Open-state block was analyzed from −125 to 50 mV with Scheme I (Figure 2b) with no explicit voltage dependence for rates. Transitions between states F and O (channel flicker with rates k_o and k_f) in Scheme I were constrained to no-blocker recording values (Supplementary Figure 1). The second-order blocker on-rate constant k_on and the blocker off-rate k_off were similar for a model with equal blocker binding to F and O (Supplementary Figure 3), reflecting the insignificance of flicker gating.
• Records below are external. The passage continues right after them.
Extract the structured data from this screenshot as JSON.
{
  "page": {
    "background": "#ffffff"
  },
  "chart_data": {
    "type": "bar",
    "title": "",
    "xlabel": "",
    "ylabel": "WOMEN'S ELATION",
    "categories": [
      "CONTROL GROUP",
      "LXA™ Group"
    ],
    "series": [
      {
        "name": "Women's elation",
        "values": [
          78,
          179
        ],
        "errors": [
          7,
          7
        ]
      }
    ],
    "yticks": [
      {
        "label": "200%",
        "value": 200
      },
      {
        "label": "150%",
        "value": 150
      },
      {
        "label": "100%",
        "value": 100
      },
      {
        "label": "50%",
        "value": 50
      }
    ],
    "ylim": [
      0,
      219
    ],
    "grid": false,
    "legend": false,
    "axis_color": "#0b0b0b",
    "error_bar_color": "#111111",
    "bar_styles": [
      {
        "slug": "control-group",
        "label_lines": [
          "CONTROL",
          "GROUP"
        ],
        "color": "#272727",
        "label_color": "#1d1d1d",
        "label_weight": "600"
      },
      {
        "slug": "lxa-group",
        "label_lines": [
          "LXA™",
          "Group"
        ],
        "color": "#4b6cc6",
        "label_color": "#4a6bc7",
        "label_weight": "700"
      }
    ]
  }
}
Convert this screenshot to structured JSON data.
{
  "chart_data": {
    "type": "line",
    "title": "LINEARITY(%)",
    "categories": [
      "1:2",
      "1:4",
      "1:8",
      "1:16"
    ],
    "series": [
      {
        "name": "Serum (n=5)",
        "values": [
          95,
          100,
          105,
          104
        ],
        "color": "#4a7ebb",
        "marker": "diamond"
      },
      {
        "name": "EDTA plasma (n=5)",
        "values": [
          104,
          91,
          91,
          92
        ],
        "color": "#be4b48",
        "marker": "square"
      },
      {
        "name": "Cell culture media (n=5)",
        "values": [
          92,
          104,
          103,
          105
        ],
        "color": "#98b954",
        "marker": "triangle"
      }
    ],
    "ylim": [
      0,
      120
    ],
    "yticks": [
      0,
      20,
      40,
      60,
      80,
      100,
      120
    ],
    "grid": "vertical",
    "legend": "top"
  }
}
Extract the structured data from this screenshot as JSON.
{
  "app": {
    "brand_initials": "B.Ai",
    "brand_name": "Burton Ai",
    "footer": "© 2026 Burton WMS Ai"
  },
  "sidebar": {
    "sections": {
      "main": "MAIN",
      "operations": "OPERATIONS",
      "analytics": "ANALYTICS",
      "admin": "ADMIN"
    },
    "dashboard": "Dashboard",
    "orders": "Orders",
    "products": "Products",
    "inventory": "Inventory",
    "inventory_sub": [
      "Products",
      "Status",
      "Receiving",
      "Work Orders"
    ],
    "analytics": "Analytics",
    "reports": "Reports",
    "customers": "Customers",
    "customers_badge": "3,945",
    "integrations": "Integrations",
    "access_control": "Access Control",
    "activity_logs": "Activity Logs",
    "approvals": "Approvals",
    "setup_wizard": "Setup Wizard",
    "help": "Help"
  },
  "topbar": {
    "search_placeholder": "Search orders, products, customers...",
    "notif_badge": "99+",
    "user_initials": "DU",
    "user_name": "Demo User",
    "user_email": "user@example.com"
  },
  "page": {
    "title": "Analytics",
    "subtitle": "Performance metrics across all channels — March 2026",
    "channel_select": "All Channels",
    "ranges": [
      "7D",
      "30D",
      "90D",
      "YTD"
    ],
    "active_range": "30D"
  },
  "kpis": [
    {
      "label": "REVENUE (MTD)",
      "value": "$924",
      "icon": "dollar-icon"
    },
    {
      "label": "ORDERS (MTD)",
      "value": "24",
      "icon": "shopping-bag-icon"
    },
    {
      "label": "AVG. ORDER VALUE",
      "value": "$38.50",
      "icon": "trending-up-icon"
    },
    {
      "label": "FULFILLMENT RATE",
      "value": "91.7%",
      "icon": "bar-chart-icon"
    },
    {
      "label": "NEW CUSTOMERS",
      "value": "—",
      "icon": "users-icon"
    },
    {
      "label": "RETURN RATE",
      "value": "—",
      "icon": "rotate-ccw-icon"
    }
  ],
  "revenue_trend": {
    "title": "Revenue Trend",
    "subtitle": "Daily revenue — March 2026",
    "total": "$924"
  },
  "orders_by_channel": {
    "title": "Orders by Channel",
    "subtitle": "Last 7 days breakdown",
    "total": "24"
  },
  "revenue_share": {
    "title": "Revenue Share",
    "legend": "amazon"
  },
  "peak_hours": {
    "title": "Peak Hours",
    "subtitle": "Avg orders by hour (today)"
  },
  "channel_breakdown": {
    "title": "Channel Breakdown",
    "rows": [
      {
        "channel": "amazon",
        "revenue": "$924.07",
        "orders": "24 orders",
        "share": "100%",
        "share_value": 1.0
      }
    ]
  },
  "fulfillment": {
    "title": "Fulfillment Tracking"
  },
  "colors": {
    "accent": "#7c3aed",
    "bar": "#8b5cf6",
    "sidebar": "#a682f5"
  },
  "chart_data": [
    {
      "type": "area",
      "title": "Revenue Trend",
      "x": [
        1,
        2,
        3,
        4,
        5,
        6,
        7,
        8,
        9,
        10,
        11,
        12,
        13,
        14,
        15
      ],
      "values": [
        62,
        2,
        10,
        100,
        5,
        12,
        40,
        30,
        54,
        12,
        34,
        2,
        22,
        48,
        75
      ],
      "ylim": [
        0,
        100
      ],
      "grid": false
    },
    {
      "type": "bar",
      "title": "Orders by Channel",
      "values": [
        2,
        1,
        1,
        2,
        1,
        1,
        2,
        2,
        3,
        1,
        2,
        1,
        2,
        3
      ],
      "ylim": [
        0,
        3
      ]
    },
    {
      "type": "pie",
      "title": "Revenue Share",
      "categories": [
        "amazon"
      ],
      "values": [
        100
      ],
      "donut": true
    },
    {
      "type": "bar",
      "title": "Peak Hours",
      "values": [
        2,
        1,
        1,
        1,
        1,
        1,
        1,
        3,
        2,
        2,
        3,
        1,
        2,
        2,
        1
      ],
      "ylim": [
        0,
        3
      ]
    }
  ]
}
The voltage dependencies of open-state blocker dissociation constants, $K_D^{\mathit{open}}=k_{\mathit{off}}{k}_{on}^{-1}$, were analyzed using a model for blocker-K⁺ coupling³⁶ (Equation 2).

$$K_D^{\mathit{open}}(V)=K_D^{\mathit{low}}+K_D^V{e}^{-\frac{\mathit{zFV}}{RT}}$$ (2)

where K_D^low is the maximal blocker affinity asymptotically approached at positive voltages, K_D^V is an affinity amplitude for the exponential blocker ‘knock-off’ term, z is the valence for blocker knock-off.

Open probability was used to determine blocker apparent dissociation constants, K_D^ap, during voltage-dependent inactivation (Equation 3).

$$P_o^{\mathit{blocked}}=\frac{P_o^{\mathit{control}}}{1+\frac{[B]}{K_D^{ap}}}$$ (3)

where P_o^blocked and P_o^control are the Po values in the presence and absence of blocker [B].

For channel block and gating kinetic analysis, a single channel was recorded in many experimental conditions (~5 blocker concentrations, from 50 to 125 mV) and globally fit to Schemes IIA, IIB and III (Figure 4a). Rates between states I and O (and IB and OB in Scheme IIB) are voltage dependent, $k_n(V)=k_n{e}^{\frac{\mathit{zFV}}{RT}}$, where n = 1 to 4, k_n are the rates at 0 mV, and z_n are the valences. Blocker rates, as in Scheme III, include the pseudo first-order block-rates proportional to blocker concentration, k_on[B] and k_onⁱ[B], where k_on and k_onⁱ are the second-order blocker on-rate constants to the open and inactivated states, respectively. Blocker off-rates are k_off and k_offⁱ. State-dependent dissociation constants are $K_D^{\mathit{open}}=k_{\mathit{off}}{k}_{on}^{-1}$ and $K_D^{\mathit{inact}}=k_{\mathit{off}}^i{(k_{on}^i)}^{-1}$. Three independent single channels for TBA (Schemes IIA, IIB, and III), bTBA and bbTBA (Schemes IIA and III only), were analyzed. For tetrapentylammonium (TPA), only one blocker concentration was recorded for 50 to 125 mV, the data were globally fit to Scheme III only, and was repeated for three independent channels. The voltage-dependent inactivation was initially constrained in the global fits to values found for no-blocker experiments (Supplementary Figure 1A). These constraints were then released for finding the best fit. The measured K_D^ap values from 50 to 125 mV (Equation 2) were compared to the calculated K_D^ap values for Scheme III using mean values for the fit parameters and the following expression (Equation 4, see Supplementary Note for derivation),

$$K_D^{ap}(V)=\frac{\left(1+\frac{k_1}{k_2}{e}^{\frac{(z_1-z_2)FV}{RT}}\right)K_D^{\mathit{open}}{K}_D^{\mathit{inact}}}{K_D^{\mathit{open}}+K_D^{\mathit{inact}}\frac{k_1}{k_2}{e}^{\frac{(z_1-z_2)FV}{RT}}}$$ (4)

We also fit the data to a cyclic version of Scheme III that includes voltage-dependent connections between states OB and IB. These additional transitions represent inactivation gating in the presence of bound blocker. However, these rates were not well constrained and were typically fit to values approaching zero (not shown). Since the final conclusion about the gate location is unaltered by this detail, we used Scheme III to describe state-independent blocker access.